Where it gets a little dicey are the arcane constituents of foods. For instance, fats per se aren’t bad for you, only certain trans and mono fats whatever those are. Maybe it’s no coincidence that Emeril Lagasse does not have a show on the Food Network anymore. I recall he never met a fat he didn’t like.

So now, the guardians of our well being (at least in NY) are pushing to move SALT from our diets. Apparently, we ingest far too much salt in forms we don’t even realize and this leads us towards the health out of bounds markers. So pressing is this crisis that they will eventually make it illegal for restaurants and food companies to exceed certain salt levels in their products. In other words, save us from ourselves, like it or not.

Boy, this is going to spur some changes in our society.

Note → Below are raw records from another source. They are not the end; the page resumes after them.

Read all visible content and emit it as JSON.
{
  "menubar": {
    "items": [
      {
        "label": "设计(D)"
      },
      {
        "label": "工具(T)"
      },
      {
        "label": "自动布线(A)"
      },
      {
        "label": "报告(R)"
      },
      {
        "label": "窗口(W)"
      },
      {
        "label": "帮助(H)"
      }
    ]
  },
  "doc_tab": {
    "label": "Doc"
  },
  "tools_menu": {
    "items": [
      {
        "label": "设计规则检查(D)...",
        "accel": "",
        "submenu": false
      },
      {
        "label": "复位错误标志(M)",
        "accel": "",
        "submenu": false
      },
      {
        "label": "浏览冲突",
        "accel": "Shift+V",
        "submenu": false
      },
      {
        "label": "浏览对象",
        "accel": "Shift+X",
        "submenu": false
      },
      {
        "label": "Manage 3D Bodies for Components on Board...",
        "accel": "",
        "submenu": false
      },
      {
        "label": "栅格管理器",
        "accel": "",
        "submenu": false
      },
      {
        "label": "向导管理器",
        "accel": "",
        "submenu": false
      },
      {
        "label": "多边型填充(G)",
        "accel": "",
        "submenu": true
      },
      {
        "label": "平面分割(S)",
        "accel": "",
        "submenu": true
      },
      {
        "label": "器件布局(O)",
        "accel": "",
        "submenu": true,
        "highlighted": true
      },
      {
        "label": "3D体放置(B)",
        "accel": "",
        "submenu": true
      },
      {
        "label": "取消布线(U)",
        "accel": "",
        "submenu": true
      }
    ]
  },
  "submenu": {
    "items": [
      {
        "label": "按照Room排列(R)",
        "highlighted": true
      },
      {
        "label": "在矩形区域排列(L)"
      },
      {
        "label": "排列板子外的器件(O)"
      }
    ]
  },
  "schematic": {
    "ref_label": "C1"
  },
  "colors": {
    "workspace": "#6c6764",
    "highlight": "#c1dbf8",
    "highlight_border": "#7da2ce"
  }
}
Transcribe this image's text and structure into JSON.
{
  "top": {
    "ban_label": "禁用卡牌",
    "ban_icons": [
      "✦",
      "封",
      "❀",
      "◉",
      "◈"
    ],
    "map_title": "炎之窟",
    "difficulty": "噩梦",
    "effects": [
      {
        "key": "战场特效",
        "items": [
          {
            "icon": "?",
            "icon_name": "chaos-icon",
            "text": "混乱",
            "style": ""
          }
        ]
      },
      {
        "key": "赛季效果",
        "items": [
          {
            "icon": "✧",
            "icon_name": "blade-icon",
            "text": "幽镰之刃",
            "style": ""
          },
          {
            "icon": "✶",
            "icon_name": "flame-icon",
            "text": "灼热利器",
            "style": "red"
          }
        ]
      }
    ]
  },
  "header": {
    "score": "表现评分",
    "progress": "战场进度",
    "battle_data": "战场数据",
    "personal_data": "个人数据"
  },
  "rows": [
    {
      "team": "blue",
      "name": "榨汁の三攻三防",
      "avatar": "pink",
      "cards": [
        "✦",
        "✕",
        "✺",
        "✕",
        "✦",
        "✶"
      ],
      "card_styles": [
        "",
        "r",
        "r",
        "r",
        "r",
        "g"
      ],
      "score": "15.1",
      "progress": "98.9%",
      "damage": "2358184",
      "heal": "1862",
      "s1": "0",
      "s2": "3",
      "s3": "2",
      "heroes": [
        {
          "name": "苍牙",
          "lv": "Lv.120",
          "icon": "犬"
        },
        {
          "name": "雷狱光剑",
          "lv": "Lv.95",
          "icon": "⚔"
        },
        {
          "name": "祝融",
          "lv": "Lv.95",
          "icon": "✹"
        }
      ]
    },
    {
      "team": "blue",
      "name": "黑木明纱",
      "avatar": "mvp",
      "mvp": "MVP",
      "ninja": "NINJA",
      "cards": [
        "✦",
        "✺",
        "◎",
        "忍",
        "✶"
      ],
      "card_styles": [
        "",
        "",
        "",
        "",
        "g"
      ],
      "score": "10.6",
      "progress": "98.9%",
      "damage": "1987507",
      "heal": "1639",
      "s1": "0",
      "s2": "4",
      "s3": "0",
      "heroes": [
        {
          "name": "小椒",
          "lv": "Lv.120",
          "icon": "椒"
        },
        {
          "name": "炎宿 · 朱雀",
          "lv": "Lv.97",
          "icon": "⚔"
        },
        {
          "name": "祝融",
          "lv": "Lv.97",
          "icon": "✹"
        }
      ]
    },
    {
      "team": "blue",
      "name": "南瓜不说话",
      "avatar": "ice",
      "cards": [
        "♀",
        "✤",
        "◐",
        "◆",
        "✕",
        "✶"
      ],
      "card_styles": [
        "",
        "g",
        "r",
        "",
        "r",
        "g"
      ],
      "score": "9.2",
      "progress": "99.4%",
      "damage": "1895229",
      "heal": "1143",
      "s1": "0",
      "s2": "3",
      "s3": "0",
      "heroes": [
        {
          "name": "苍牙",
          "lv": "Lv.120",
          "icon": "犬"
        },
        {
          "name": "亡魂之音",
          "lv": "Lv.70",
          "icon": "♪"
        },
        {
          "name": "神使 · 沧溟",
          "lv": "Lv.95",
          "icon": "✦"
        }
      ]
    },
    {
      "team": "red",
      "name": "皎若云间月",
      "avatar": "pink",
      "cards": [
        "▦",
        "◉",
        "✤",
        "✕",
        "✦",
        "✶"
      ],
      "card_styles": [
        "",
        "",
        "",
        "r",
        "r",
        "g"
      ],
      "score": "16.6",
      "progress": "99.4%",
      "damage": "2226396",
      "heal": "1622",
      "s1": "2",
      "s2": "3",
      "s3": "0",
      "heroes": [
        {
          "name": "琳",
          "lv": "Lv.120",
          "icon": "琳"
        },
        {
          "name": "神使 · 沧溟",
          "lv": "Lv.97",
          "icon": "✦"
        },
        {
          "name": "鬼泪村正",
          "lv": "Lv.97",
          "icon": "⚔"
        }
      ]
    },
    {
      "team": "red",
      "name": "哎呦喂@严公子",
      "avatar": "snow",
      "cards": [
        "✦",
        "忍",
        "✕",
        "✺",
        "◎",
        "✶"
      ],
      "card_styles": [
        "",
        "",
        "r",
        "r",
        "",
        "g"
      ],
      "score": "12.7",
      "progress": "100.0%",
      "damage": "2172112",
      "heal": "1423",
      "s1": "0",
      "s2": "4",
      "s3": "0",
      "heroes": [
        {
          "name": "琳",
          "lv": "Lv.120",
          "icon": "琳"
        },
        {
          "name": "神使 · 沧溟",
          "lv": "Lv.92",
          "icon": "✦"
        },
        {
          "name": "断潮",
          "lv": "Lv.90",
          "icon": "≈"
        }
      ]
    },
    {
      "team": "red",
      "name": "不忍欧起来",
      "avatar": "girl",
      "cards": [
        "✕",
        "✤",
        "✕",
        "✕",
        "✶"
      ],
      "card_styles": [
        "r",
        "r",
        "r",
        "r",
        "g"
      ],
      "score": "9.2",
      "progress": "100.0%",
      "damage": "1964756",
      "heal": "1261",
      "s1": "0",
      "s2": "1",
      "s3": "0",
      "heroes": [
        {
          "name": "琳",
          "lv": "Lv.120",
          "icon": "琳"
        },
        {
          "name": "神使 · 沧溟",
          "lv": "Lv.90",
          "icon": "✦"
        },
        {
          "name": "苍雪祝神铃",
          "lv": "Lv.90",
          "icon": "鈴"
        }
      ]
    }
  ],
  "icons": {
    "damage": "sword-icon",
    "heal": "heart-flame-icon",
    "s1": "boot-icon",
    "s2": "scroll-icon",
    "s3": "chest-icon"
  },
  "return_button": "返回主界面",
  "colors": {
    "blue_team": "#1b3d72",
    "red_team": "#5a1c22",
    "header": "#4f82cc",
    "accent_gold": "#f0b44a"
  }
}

Like smokers, willful salt ingesters will have to huddle in doorways outside of buildings sprinkling salt on their meals. There of course will be new camaraderies as people share shakers like lighters. Of course, people will try to quit, but can’t, therefore salt patches will be available for those who are weak. Naturally, there will be large letter warnings on salt packages and minors will not be able to obtain them.

There may be the emergence of underground restaurants where they freely use salt and other seasonings, like the speakeasies of old where you have to whisper, “Charlie sent me” through a sliding slot in a door to get in. The companies that make shakers will be severely squeezed since now only pepper shakers are acceptable on dining tables. With the passage of time and the acceptance of salt as socially evil, even common speech aphorisms will have to be modified. Someone is now the “oregano of the earth”, or we will consider someones opinions with ” a grain of nutmeg”. I’m sure it’ll sound better in 10 years.